No, I'm not talking about news of an economic turnaround or an update in the presidential sweepstakes. The media is atwitter over the latest starlet scandal: Disney star Miley Cyrus of Hannah Montana fame revealed a little too much in a photo shoot. The brouhaha over the Vanity Fair magazine cover, with the 15-year-old singer wrapped in a satin bedsheet, her back exposed, her hair mussed, unfortunately arrives on the heels of a few dubious shots of Cyrus leaked online -- all in all, a sudden need for damage control by the Girl Next Door.
Public condemnation has been overwhelming. The Christian Coalition has demanded Cyrus be reprimanded and even Fox's Bill O'Reilly offered his personal commentary. Me, I find the hand-wringing a tad hypocritical. Last time I checked, no young girls leafed through Vanity Fair. In fact, I don't know many adults who do.
I suspect the outrage was primed even before the photo shoot, and the attention showered on this story was manipulated to cause a perfect storm of publicity. In other words, we've been had.
But first let me backtrack. For the uninitiated: Miley Cyrus is a huge star, a franchise player for the tween set who reached said status in a TV series about a teenager who struggles to be just average during the day and an international pop star by night. Her Best of Both Worlds tour sold out within minutes and concert tickets went for hundreds of dollars.
Cyrus posed for the occasionally controversial Vanity Fair and the always envelope-pushing photographer Annie Liebovitz. So, really, the result shouldn't surprise us: the bare-back cover shot, which has caused the biggest stir, and one pic of the girl draped over her tattooed father, singer Billy Ray Cyrus, her midriff exposed.
Disney accused Vanity Fair of deliberately manipulating their star to sell magazines. Vanity Fair defended itself, saying her parents and minders were on the set all day and saw the photos digitally. And Leibovitz, who could teach Madison Avenue a thing or two about hype and promotion, claimed her portrait was misinterpreted.
Oh, please. All this backpedaling by people who know better, by companies who make millions in titillation, would be comical if it weren't so disingenuous. It has as much substance as the public finger-wagging.
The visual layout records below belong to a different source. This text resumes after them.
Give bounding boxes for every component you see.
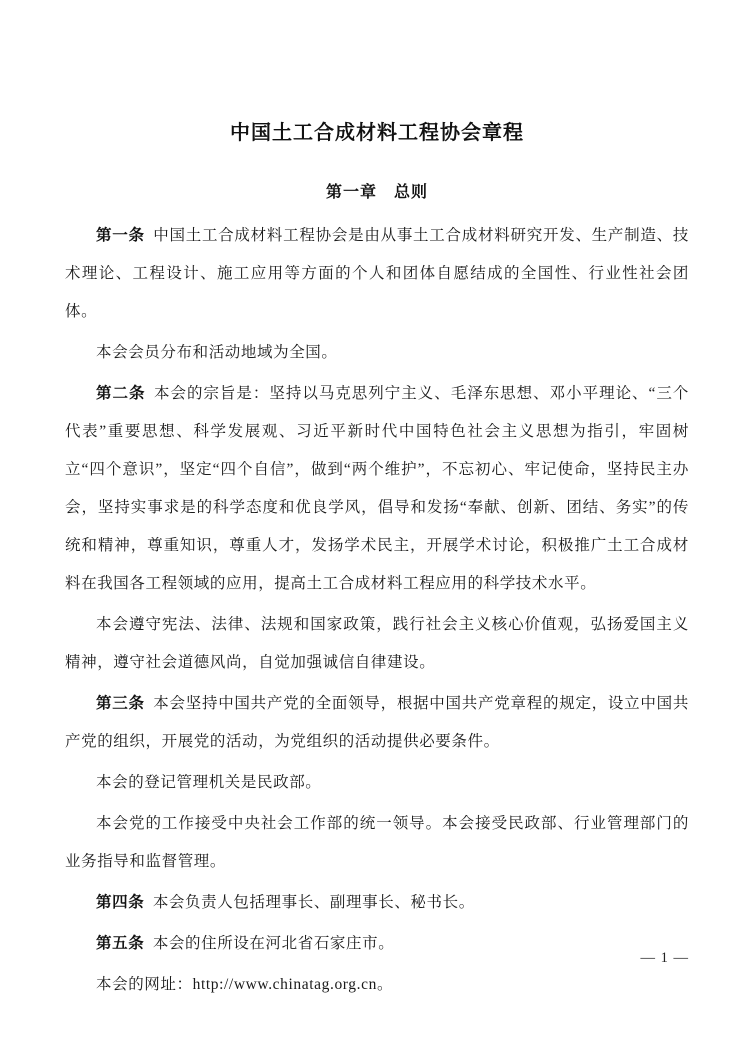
document-title: 中国土工合成材料工程协会章程 xyxy=(65,118,689,148)
paragraph: 本会的登记管理机关是民政部。 xyxy=(65,764,689,802)
page-number: — 1 — xyxy=(641,950,690,967)
paragraph: 第二条本会的宗旨是：坚持以马克思列宁主义、毛泽东思想、邓小平理论、“三个代表”重… xyxy=(65,375,689,603)
paragraph-list: 第一条中国土工合成材料工程协会是由从事土工合成材料研究开发、生产制造、技术理论、… xyxy=(65,217,689,1004)
article-number: 第一条 xyxy=(96,227,145,244)
article-number: 第五条 xyxy=(96,935,144,952)
paragraph-text: 本会负责人包括理事长、副理事长、秘书长。 xyxy=(153,894,475,911)
document-content: 中国土工合成材料工程协会章程 第一章 总则 第一条中国土工合成材料工程协会是由从… xyxy=(65,118,689,1007)
article-number: 第三条 xyxy=(96,695,145,712)
paragraph: 本会遵守宪法、法律、法规和国家政策，践行社会主义核心价值观，弘扬爱国主义精神，遵… xyxy=(65,606,689,682)
paragraph-text: 本会的宗旨是：坚持以马克思列宁主义、毛泽东思想、邓小平理论、“三个代表”重要思想… xyxy=(65,385,689,592)
paragraph: 第三条本会坚持中国共产党的全面领导，根据中国共产党章程的规定，设立中国共产党的组… xyxy=(65,685,689,761)
paragraph-text: 本会遵守宪法、法律、法规和国家政策，践行社会主义核心价值观，弘扬爱国主义精神，遵… xyxy=(65,616,689,671)
chapter-heading: 第一章 总则 xyxy=(65,182,689,204)
paragraph: 本会的网址：http://www.chinatag.org.cn。 xyxy=(65,966,689,1004)
paragraph-text: 本会的网址：http://www.chinatag.org.cn。 xyxy=(96,976,393,993)
paragraph: 第四条本会负责人包括理事长、副理事长、秘书长。 xyxy=(65,884,689,922)
paragraph: 本会党的工作接受中央社会工作部的统一领导。本会接受民政部、行业管理部门的业务指导… xyxy=(65,805,689,881)
paragraph: 第五条本会的住所设在河北省石家庄市。 xyxy=(65,925,689,963)
document-page: 中国土工合成材料工程协会章程 第一章 总则 第一条中国土工合成材料工程协会是由从… xyxy=(0,0,755,1063)
paragraph-text: 本会坚持中国共产党的全面领导，根据中国共产党章程的规定，设立中国共产党的组织，开… xyxy=(65,695,689,750)
paragraph-text: 本会会员分布和活动地域为全国。 xyxy=(96,344,338,361)
paragraph: 本会会员分布和活动地域为全国。 xyxy=(65,334,689,372)
paragraph-text: 本会的住所设在河北省石家庄市。 xyxy=(153,935,395,952)
paragraph-text: 本会党的工作接受中央社会工作部的统一领导。本会接受民政部、行业管理部门的业务指导… xyxy=(65,815,689,870)
paragraph: 第一条中国土工合成材料工程协会是由从事土工合成材料研究开发、生产制造、技术理论、… xyxy=(65,217,689,331)
paragraph-text: 中国土工合成材料工程协会是由从事土工合成材料研究开发、生产制造、技术理论、工程设… xyxy=(65,227,689,320)
article-number: 第四条 xyxy=(96,894,144,911)
article-number: 第二条 xyxy=(96,385,145,402)
paragraph-text: 本会的登记管理机关是民政部。 xyxy=(96,774,321,791)
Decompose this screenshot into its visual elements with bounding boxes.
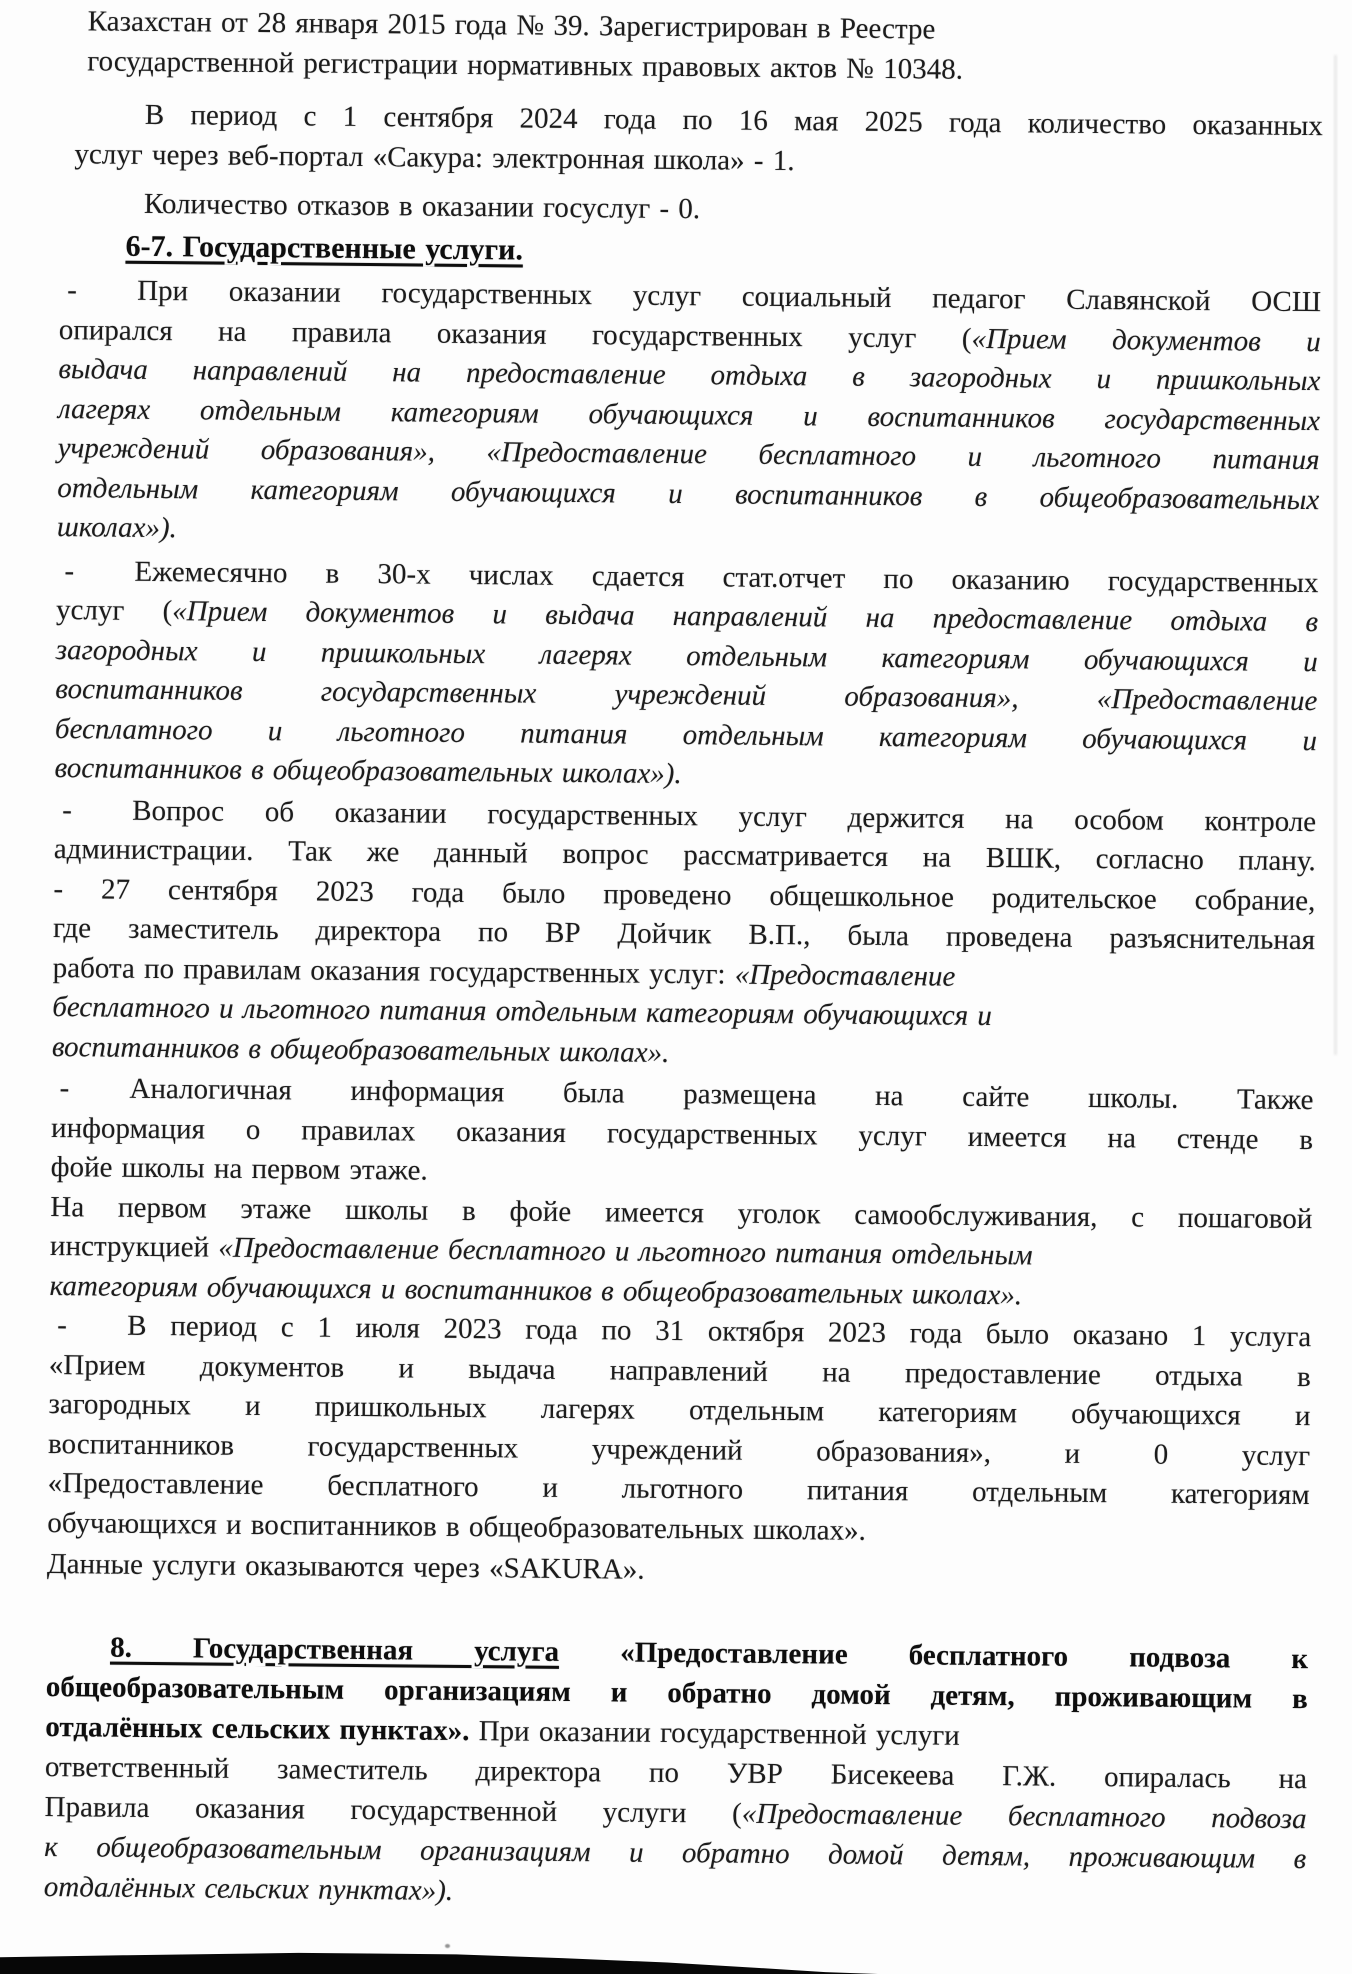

I think it's time to do some personal values auditing. A close look at what we allow our own daughters to do may explain why a magazine whose readership skews to the old set is getting so much publicity over photographs of a teen idol. Go online. Check into MySpace. What you click on might surprise you. Girls barely out of braces posing in underwear. Teens in high school showing off compromising behavior. Comments that would make anyone over 30 blush.
This is our children's milieu, the one we've allowed greedy media to co-opt. Then we express shock -- shock, I tell you! -- that a G-rated act with her eye on the future might want to adjust her wholesome image by some calculated exposure. We can't be that clueless, can we?
Sad to admit, but given a shot at this kind of fame, how many 15-year-olds wouldn't have cashed in like Cyrus, and how many parents wouldn't have looked the other way?